The pictures of Mt Halla looks wonderful. Really inspired me to give it a go when i am there. I was still hesitating earlier on. So when did you do the climb? Is the trail expected to be snowy in late Mar? Any training required?

Cheers
MX

12 September 2010 21:56

Discovering Korea – All Destinations

[...] Edae Neighborhood [March 18, 2009] Jeju Feature Part 4: Yakcheonsa Temple [March 6, 2009] Jeju Feature Part 2: Climbing Mt. Hallasan [February 25, 2009] Mt. Taebaeksan Snow Festival [February 3, 2009] Fall Color at Mt. Bukhansan [...]

18 November 2010 17:04

aNNa

Dear Matt..

Gosh!
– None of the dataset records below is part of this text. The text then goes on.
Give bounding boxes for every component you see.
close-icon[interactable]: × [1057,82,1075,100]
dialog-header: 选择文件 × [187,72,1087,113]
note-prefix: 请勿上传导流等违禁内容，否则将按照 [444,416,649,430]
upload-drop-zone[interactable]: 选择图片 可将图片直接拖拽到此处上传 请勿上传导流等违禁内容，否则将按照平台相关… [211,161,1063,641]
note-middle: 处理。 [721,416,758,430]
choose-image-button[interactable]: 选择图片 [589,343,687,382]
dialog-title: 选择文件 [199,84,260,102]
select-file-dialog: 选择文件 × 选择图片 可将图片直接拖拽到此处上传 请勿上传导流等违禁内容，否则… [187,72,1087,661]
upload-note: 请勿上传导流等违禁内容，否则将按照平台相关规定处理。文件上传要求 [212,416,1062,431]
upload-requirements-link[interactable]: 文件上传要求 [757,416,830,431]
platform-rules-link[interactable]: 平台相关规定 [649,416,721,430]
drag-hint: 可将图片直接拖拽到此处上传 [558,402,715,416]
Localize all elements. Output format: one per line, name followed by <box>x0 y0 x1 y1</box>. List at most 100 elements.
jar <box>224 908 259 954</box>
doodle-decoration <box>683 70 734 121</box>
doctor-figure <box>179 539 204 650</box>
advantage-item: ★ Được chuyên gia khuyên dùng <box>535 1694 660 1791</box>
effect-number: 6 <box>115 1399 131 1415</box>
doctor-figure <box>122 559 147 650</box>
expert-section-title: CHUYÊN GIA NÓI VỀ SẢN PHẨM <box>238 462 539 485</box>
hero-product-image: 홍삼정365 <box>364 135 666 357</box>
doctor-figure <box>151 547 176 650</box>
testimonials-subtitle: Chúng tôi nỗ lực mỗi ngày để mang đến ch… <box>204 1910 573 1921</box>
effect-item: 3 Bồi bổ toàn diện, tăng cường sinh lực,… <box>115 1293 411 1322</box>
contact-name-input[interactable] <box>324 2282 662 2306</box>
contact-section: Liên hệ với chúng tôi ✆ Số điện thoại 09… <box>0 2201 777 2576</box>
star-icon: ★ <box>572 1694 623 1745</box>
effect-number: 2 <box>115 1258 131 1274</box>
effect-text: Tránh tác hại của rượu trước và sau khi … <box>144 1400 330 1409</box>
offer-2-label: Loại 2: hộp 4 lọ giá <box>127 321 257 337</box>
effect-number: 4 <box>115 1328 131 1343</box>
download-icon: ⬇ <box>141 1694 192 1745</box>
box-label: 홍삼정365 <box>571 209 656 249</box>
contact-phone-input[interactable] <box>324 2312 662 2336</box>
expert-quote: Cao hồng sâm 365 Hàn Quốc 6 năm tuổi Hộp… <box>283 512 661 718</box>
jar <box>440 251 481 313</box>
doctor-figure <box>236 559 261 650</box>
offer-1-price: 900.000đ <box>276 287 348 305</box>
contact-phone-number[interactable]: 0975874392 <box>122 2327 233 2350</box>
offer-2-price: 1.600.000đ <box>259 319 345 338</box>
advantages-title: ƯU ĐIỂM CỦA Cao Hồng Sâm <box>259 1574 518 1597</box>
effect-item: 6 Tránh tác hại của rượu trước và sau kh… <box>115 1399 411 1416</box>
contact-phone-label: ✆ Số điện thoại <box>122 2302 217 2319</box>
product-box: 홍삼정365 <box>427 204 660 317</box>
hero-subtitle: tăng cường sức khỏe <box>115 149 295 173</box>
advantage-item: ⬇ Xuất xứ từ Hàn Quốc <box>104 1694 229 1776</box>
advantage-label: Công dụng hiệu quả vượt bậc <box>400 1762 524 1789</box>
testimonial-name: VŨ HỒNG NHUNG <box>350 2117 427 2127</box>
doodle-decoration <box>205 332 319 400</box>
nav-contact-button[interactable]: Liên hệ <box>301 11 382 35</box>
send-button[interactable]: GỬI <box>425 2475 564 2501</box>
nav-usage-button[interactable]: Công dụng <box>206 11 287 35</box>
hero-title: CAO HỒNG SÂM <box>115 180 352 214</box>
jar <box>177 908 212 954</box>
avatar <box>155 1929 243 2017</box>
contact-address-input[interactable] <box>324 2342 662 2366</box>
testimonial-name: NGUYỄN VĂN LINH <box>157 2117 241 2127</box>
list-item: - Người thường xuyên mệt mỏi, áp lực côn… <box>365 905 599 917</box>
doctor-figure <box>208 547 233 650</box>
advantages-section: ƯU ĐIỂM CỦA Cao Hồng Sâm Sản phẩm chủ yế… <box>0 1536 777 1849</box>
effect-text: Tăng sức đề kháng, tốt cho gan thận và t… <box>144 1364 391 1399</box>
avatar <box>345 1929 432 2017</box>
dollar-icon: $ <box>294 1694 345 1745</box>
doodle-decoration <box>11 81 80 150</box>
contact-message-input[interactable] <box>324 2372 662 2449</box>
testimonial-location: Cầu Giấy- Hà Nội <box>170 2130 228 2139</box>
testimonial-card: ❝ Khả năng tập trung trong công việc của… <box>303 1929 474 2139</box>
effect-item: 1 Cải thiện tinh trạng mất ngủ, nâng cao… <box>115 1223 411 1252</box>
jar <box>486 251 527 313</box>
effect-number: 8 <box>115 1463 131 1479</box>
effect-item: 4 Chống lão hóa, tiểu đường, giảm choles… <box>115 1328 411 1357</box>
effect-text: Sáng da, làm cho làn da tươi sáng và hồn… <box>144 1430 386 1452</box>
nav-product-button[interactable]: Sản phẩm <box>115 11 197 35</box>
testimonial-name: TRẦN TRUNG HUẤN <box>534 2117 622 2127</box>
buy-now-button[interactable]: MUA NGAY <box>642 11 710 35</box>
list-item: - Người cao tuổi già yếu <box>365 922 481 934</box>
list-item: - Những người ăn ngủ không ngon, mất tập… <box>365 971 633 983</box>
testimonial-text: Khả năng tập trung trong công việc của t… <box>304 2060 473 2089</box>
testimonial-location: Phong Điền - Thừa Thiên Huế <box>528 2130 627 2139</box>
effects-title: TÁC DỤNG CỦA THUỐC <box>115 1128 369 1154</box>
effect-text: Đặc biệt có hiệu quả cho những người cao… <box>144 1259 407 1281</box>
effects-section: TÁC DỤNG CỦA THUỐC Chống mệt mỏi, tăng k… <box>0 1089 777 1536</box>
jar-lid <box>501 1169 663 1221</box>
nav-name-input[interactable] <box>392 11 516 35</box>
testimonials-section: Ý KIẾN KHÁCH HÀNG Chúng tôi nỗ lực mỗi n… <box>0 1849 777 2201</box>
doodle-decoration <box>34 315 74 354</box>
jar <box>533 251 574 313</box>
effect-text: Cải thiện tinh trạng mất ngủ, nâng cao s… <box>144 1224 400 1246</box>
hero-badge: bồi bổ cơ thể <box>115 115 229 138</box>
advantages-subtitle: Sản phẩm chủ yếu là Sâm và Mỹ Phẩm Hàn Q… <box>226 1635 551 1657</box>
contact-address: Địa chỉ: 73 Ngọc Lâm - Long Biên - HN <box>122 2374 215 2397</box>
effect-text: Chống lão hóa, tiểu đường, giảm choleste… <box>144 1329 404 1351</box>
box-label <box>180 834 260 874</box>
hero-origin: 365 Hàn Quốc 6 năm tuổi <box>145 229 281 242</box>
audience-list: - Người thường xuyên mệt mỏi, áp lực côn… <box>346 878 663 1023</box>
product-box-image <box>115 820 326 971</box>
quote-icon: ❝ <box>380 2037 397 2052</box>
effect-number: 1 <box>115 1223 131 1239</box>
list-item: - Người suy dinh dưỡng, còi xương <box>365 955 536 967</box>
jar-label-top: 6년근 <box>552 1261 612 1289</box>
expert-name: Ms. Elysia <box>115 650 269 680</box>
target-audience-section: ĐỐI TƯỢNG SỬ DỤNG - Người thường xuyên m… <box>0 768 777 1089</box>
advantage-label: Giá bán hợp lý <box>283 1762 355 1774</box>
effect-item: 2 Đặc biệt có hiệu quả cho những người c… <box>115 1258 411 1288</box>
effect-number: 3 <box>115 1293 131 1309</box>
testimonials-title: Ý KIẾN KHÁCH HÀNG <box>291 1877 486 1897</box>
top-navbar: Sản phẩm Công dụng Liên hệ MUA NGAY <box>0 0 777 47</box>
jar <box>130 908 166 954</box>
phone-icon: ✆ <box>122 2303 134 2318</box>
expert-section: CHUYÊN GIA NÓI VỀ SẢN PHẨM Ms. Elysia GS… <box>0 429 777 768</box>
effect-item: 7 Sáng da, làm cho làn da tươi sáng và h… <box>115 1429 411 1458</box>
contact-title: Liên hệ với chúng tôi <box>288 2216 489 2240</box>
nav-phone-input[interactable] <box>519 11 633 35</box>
That snow.. I’m speechless..
Korean sure are great hikers :)
I wonder are there still snow on January?
What should I prepare if I had a plan to visit Jeju on that particular month?
I really had no clue on this :D

-aNNa-

November 26 2010 23:04 pm

Matt

Hi again, Anna,

Oh, I bet there will still be snow on Hallasan in January. Are you thinking to do a hike? If so, BE SURE you have hiking boots with spikes, or at least spike clamps to place on your shoes, or else you will be slipping and sliding down the whole mountain! Also, a ski pole or two would be helpful, along with gloves and a hat. It really is cold up there! Good luck and be safe! Best, Matt

21 December 2010 23:25

ronald

I am planning on visiting Korea in June 2010. Is it possible to climb Mt. Hallasan? I read somewhere that they were going to close the top to hikers so that the environment can get a break, but I don’t know when.